Formula.  That's what these movies do.  I just scanned through the reviews and the dominant sentiment is that the film is "stupid, crass, and loud."  Wrong.  These films are like Shakespeare productions:  they're not about the text or structure, they're about the elements, framing, and flourishes.  The play, like the formula, is set, and it's the interpretation and engagement with those set structures that makes the fun.  For the smarter directors, they're like the Lars von Trier's film "The Five Obstructions," in which von Trier sets up arbitrary structural constrictions for his fellow director Jergen Leth to re-produce a film Leth had made decades earlier.  (We won't get into what an evil bastard von Trier is...)  The beauty and excitement is in the formal reenactment, not the underlying, mandated form.

Differential development of human value
structures make the use of force a necessary
possibility throughout the spectrum of advancing
integration.  Also, I like explosions.
Weird sincerity.  Heather warned me, "You know, it's going to be an advertisement for the Navy, right?"  She's useful that way, since I had not been aware.  But it doesn't bother me, or didn't with this film, because what it's (lightly) celebrating are qualities that are genuinely laudable.  I don't know if it's aging, where supposedly conservatism displaces, like a fat man settling down into a full bathtub, the liberalism of youth, or if it's the deepening of my post-liberalism, but the military doesn't bother me as much these days.  In fact, I often notice a swelling of affection and appreciation for expressions of military valor that in my 20's would have sent me gagging.  What I do react to is the lack of sincerity as applied to the military--well, actually, anything.  Cynicism and exploitation is the ugliness, not the military per se.
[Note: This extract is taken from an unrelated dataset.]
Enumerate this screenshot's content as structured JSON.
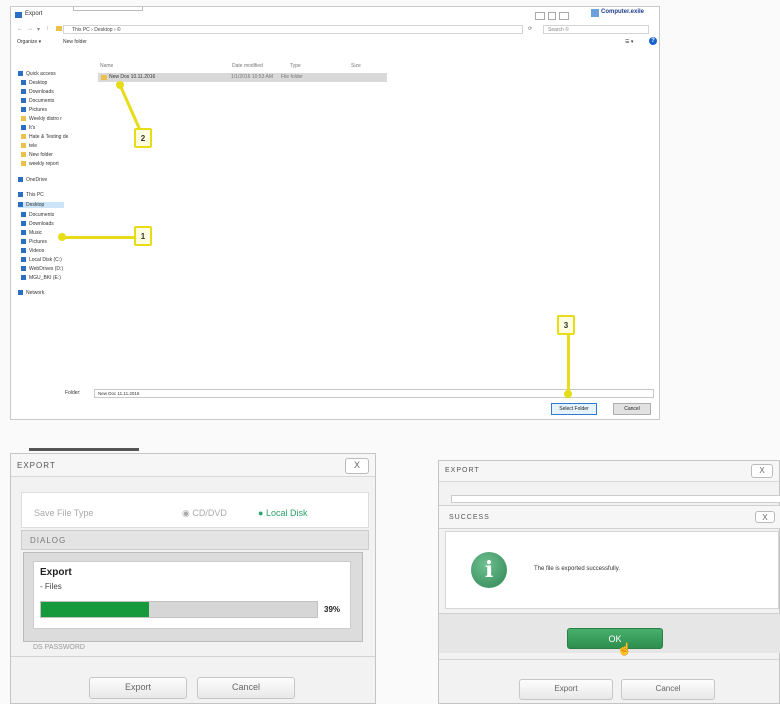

So what we have in Battleship is certainly a "pro-military" film, but not one which is either fetishistic about war or strategically blind to the effects.  The qualities it highlights and gives emotional weight to are those of individual integrity, intra-group cooperation, inter-group cooperation, and love of country (meaning, love of family, really).  It also is sincere about appreciating the sacrifices of former generations, when it brings on the bunch of old codgers to crew the battleship Missouri.  It doesn't get into the complexity of politics, and the politics and economics behind war, because although framed as a military virtue (lightly), "Battleship" emotionally draws forward the valor itself and leaves in the background the complexity of the expression of that valor within a war context.  If one confuses the two--the quality and the formal and contextual expression--you are going to miss the emotional truth being presented. 

And this truth is that:  we humans are deeply, deeply wired to move towards and emphasize social bonding (see "Loneliness:  Human Nature and the Need for Social Connection," by Cacioppo and Patrick), and we tell stories about what is important to us, and to our nervous systems, there's virtually nothing more important than the social.  So in these terms, "Battleship" is, within the popcorn vernacular/formula, another instance of the culture reaffirming to itself the importance of social cohesion, sacrifice, and family.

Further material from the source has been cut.